As a denomination which values the autonomy of individual churches, the Baptists are notorious for getting into fights and making new congregations.  All you really need is a group of angry people and an empty gymnasium and you are all set.  For better or worse, that is not how Anglicans and Catholics roll.  Since we are governed by bishops, no individual congregation can split off on its own accord.  Nor can a group of people just get together and call themselves Catholics.  Then there’s the whole apostolic succession thing, not to mention freaky-deeky transubstantiation.  Hierarchy and tradition have a lot to recommend them, but sometimes I wish we could be a bit more Baptist.

Apparently, Pope Benedict is down with this too.  He has just announced a plan to allow groups of Anglicans to come into the Catholic church by marking a check-off box. By and large, the groups who might be expected to take the Pontifex Maximus up on this offer are folks who are pretty well dissatisfied with the rest of us Anglicans for ordaining women and gay people.  I am satisfied that the Episcopal Church has worked very hard to try to make room for people who disagree on these and other issues within the Church.  At some point, however, saying who you are will, by its converse, imply who you are not.

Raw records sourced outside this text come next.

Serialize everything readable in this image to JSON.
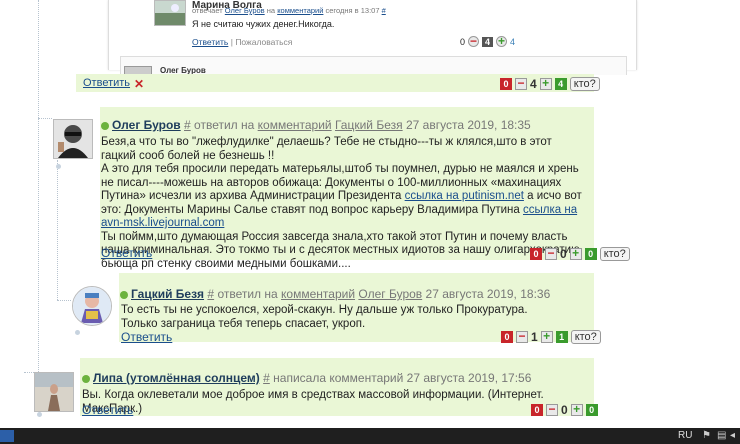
{
  "top_comment": {
    "author": "Марина Волга",
    "meta_prefix": "отвечает",
    "meta_user": "Олег Буров",
    "meta_mid": "на",
    "meta_link": "комментарий",
    "meta_time": "сегодня в 13:07",
    "hash": "#",
    "text": "Я не считаю чужих денег.Никогда.",
    "reply": "Ответить",
    "separator": "|",
    "complain": "Пожаловаться",
    "score_minus": "0",
    "score_value": "4",
    "score_plus": "4"
  },
  "strip": {
    "author": "Олег Буров",
    "reply": "Ответить",
    "red": "0",
    "score": "4",
    "green": "4",
    "who": "кто?"
  },
  "comment1": {
    "author": "Олег Буров",
    "hash": "#",
    "meta1": "ответил на",
    "meta_link": "комментарий",
    "meta_user": "Гацкий Безя",
    "date": "27 августа 2019, 18:35",
    "p1": "Безя,а что ты во \"лжефлудилке\" делаешь? Тебе не стыдно---ты ж клялся,што в этот гацкий сооб болей не безнешь !!",
    "p2a": "А это для тебя просили передать матерьялы,штоб ты поумнел, дурью не маялся и хрень не писал----можешь на авторов обижаца: Документы о 100-миллионных «махинациях Путина» исчезли из архива Администрации Президента",
    "link1": "ссылка на putinism.net",
    "p2b": "а исчо вот это: Документы Марины Салье ставят под вопрос карьеру Владимира Путина",
    "link2": "ссылка на avn-msk.livejournal.com",
    "p3": "Ты поймм,што думающая Россия завсегда знала,хто такой этот Путин и почему власть наша криминальная. Это токмо ты и с десяток местных идиотов за нашу олигархократию бьюща рп стенку своими медными бошками....",
    "reply": "Ответить",
    "red": "0",
    "score": "0",
    "green": "0",
    "who": "кто?"
  },
  "comment2": {
    "author": "Гацкий Безя",
    "hash": "#",
    "meta1": "ответил на",
    "meta_link": "комментарий",
    "meta_user": "Олег Буров",
    "date": "27 августа 2019, 18:36",
    "p1": "То есть ты не успокоелся, херой-скакун. Ну дальше уж только Прокуратура.",
    "p2": "Только заграница тебя теперь спасает, укроп.",
    "reply": "Ответить",
    "red": "0",
    "score": "1",
    "green": "1",
    "who": "кто?"
  },
  "comment3": {
    "author": "Липа (утомлённая солнцем)",
    "hash": "#",
    "meta1": "написала комментарий",
    "date": "27 августа 2019, 17:56",
    "p1": "Вы. Когда оклеветали мое доброе имя в средствах массовой информации. (Интернет. МаксПарк.)",
    "reply": "Ответить",
    "red": "0",
    "score": "0",
    "green": "0"
  },
  "taskbar": {
    "lang": "RU"
  },
  "colors": {
    "comment_bg": "#eaf7d6",
    "link": "#1a4e8c",
    "vote_red": "#c8252a",
    "vote_green": "#3a9b2d"
  }
}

Saying who we are as a church can send the message that if you are not us you are wrong.  I don’t think this is the case.  The church is a human institution, not a divine one.  Episcopalians can do our best to discern who we are called to be and wind up being wrong about it.  For those who can’t stay with the Anglican church as it is today, I am grateful that there may be a place which will allow them to continue a tradition and a connection to the earliest days of our faith.  This is a connection we all find important.  And if, in the final analysis, we turn out to be wrong, I hope they will invite us to bingo.